James P. Miller
You have heard those words before and remember them from kindergarten days. They are from Joseph Jacob’s interpretation of Aesop’s fables and the story of the nice little mice who had a counsel to determine what they were going to do about their enemy, the family cat. The remarkable plan of tying a bell around the old cat’s neck so that they could hear her coming, and run, was adopted. But, alas! no mouse could be found who would take the job. True, they were all for it and knew exactly what should be done, but no one would be so bold. Poor little mice; they were afraid.

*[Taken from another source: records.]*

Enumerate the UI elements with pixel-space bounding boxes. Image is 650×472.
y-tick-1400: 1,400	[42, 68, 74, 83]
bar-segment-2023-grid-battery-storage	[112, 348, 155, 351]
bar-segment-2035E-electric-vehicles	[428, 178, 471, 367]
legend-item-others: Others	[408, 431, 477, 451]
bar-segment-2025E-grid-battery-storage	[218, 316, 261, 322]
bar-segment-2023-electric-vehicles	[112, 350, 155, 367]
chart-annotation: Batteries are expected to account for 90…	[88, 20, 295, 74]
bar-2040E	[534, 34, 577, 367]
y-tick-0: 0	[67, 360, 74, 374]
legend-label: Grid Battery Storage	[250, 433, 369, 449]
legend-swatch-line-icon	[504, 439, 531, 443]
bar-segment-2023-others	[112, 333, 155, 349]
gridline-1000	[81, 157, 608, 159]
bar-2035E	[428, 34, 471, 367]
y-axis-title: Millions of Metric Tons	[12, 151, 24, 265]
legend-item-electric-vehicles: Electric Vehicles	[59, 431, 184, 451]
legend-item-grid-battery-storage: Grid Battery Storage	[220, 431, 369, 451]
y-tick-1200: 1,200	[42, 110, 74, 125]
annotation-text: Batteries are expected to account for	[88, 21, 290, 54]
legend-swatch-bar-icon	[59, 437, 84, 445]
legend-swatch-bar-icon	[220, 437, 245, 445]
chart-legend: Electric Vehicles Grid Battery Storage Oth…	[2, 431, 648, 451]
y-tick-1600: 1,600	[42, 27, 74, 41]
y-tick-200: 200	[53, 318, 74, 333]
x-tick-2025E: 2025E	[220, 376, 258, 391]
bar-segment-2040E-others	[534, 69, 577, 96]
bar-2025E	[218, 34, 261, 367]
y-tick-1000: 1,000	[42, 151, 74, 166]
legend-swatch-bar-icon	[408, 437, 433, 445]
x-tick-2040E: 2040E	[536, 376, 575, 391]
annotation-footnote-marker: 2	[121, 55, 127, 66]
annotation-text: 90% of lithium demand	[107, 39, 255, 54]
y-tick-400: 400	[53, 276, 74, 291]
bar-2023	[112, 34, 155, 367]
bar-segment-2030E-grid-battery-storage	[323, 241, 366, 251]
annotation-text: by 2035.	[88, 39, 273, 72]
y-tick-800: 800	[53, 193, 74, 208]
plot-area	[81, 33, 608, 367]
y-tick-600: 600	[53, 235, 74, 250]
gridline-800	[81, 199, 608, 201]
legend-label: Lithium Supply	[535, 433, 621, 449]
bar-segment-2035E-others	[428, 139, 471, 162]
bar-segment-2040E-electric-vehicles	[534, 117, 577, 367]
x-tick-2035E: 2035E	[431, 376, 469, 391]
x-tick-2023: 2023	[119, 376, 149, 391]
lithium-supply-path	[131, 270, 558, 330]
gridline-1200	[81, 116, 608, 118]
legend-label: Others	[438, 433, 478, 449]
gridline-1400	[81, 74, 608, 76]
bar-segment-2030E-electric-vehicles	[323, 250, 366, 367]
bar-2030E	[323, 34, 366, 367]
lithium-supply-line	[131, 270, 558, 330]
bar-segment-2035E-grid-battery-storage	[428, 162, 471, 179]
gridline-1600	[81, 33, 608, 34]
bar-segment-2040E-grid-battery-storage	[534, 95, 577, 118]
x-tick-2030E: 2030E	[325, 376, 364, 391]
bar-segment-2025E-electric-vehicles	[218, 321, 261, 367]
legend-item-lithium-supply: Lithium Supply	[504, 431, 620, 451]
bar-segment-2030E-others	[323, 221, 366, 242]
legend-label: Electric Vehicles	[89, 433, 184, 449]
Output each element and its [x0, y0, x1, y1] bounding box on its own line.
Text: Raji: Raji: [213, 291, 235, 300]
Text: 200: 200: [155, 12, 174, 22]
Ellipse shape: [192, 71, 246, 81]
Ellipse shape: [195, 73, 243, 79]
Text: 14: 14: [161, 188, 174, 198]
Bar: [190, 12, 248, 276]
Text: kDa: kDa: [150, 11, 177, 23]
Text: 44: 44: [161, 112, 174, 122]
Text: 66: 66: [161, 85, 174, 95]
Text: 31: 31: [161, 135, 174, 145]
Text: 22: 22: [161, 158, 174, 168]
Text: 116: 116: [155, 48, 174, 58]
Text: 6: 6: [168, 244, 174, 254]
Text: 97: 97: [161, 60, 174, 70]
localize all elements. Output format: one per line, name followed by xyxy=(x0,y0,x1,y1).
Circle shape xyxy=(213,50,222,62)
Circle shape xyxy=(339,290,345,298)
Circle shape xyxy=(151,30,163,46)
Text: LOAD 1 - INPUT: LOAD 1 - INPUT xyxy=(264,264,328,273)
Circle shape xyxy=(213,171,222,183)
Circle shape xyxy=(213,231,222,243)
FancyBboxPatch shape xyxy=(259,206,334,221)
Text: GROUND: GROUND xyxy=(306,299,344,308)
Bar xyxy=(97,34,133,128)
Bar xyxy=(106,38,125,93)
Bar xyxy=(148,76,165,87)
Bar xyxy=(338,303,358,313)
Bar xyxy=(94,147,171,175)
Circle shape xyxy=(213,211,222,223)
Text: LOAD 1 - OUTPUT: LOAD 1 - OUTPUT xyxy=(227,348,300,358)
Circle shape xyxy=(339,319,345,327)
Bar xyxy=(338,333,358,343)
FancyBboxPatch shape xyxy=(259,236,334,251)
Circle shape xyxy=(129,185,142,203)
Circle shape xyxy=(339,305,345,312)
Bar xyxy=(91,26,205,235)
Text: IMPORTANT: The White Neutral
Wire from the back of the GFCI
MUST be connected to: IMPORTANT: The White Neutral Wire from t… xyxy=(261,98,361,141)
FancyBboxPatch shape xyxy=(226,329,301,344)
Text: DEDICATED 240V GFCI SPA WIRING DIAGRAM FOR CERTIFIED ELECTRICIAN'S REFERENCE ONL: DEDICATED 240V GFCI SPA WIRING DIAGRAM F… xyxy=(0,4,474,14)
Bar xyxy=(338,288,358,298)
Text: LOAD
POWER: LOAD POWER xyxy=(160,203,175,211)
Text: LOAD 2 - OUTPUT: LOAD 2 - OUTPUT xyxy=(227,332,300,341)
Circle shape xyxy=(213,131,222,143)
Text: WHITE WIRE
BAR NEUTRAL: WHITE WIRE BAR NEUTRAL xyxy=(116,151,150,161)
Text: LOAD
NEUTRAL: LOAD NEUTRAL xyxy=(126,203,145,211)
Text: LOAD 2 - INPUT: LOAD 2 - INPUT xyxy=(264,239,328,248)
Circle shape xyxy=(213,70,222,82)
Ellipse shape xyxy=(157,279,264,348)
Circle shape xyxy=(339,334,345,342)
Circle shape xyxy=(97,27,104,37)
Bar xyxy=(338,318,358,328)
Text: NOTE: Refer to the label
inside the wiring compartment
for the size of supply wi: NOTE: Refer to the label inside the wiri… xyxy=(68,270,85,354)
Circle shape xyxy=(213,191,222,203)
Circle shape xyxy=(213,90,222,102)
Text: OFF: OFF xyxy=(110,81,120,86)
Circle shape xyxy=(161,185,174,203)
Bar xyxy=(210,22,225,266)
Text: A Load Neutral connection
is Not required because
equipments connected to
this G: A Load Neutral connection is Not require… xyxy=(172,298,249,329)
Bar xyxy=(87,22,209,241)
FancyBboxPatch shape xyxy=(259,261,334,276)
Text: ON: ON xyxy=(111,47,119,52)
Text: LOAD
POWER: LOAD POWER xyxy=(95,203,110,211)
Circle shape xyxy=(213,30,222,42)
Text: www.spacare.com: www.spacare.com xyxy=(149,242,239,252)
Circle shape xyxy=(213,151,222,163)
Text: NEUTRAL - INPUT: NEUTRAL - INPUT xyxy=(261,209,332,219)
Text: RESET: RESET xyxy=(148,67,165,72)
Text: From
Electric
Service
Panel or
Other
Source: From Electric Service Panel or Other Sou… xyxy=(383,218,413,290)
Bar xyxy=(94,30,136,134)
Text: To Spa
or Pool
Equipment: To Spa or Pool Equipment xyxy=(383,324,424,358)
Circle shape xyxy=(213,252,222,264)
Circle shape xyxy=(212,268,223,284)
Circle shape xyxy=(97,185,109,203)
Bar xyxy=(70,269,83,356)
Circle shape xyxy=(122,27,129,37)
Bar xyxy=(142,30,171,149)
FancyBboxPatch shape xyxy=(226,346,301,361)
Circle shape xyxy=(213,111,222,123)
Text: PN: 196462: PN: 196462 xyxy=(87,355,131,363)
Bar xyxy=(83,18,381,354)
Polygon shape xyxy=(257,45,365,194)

What a parallel in the church today. There is a big old cat whose duty is to keep watch about the household. He preaches what he knows to be true and prints the facts regardless of friend or foe. He is willing to defend the Bible wherever it is attacked, and signs his name to all he writes. His paper stands for truth. Error within or without is the object of his spring, and he cannot only jump, but when he lands he makes the fur fly. The little mice shudder at these tacts and call the cat all sorts of things, and will write, talk, and squeal to cripple his reputation and usefulness. They try to blacken his name ; they accuse him of not having the spirit of Christ! But the old cat goes steadily on with his watchfulness.
On The Nature Of Mice
These mice, like all the rest, work better under cover. They are afraid of light and of being known; so they slip around as quietly as you please until they are in the dark and feel free to squeal. When the cat’s back is turned or he is away, they raise their voices loud and long. Sometimes they have something to say, and other times they just squeal. Like Hitler with the Jews, when they are short of something to squeal about, they give it to the family cat. Some even want his hide hung up to dry; but that is like the bell, who will hang his hide? They will have to face him to do that. They have a “suckers’ list” and all that sort of thing, and keep the mail man’s back bending, all the time delivering their propaganda, signed and otherwise. This would not be so bad if everybody knew them, for the mice they are, but the strangest thing happens with the coming of the dawn. In the daytime they dress up with extreme care until you wouldn’t even know that they were mice at all. And behave? Why, they act so well that they make a reputation for themselves in piety. With the nature of true mice this furnishes them a hole in which they jump without a single squeal at the first approach of the mean old cat. And so the counsels, and conferences, and conclaves; the schemes, the plans, and the propaganda go on and on to prove that “the best plans of mice and men will sometimes come to naught.”
The Family Cat
The cat is not nearly as bad as the propaganda of the mice would make him. He is really a pretty nice fellow. He even laughs, now and then, and has no trouble making friends. In fact, you have to know him to like him most. The fact that he does his duty should not make him the enemy of right-thinking people. His work is a most necessary one. Some: one has to keep a weather eye peeled for trouble. Why, if we had no cats the mice would have such a time that a jitterbug session would be a mild comparison. Not only would they play, but they would eat all the wholesome food of the household and leave nothing but the dried scraps of speculation that could not give life. It would be a tragedy for the children to have nothing of the pantry but the old hulls of theory and the dried scraps of hobbies without number. They must have milk, and meat, to live. When we consider the cat in this light, he is not so bad but he does only his duty as he sees it.
The Cheese
Now, this is the milk in the coconut, for even mice don’t risk their lives just to play. The cheese these mice are after they consider worthy of the risk. If they did not they would retreat into their hole of piety and have a life of ease. To simply state it, they desire, as all men have in the past who taught and promoted error, to preach themselves; to be allowed to disregard God’s word and all it gives to dying man; to take a privilege Paul denied himself and even the angels in heaven (Gal. 1:8 and 9) and by hobbies, theories, and speculations (either their own or stolen from denominationalism) destroy the faith and the purity of God’s people; To exchange the plea to “speak where the bible speaks,” for a false modesty; to cease trying to please God and start bowing down to man to speak the things that man would like to hear; and, if he has money, sit before him in sack cloth and ashes as Henry the Fourth, Emperor of Germany, sat for three days and three nights in midwinter before old Pope Gregory the Seventh at Canossa in Tuscany; throw honesty, self respect, and the word of God into the world of yesterday as old-fashioned, out-of-date, and behind-the-times, and stand in a new era of liberalism, progressiveness, modernism, and tact that they now as proponents of error have before them.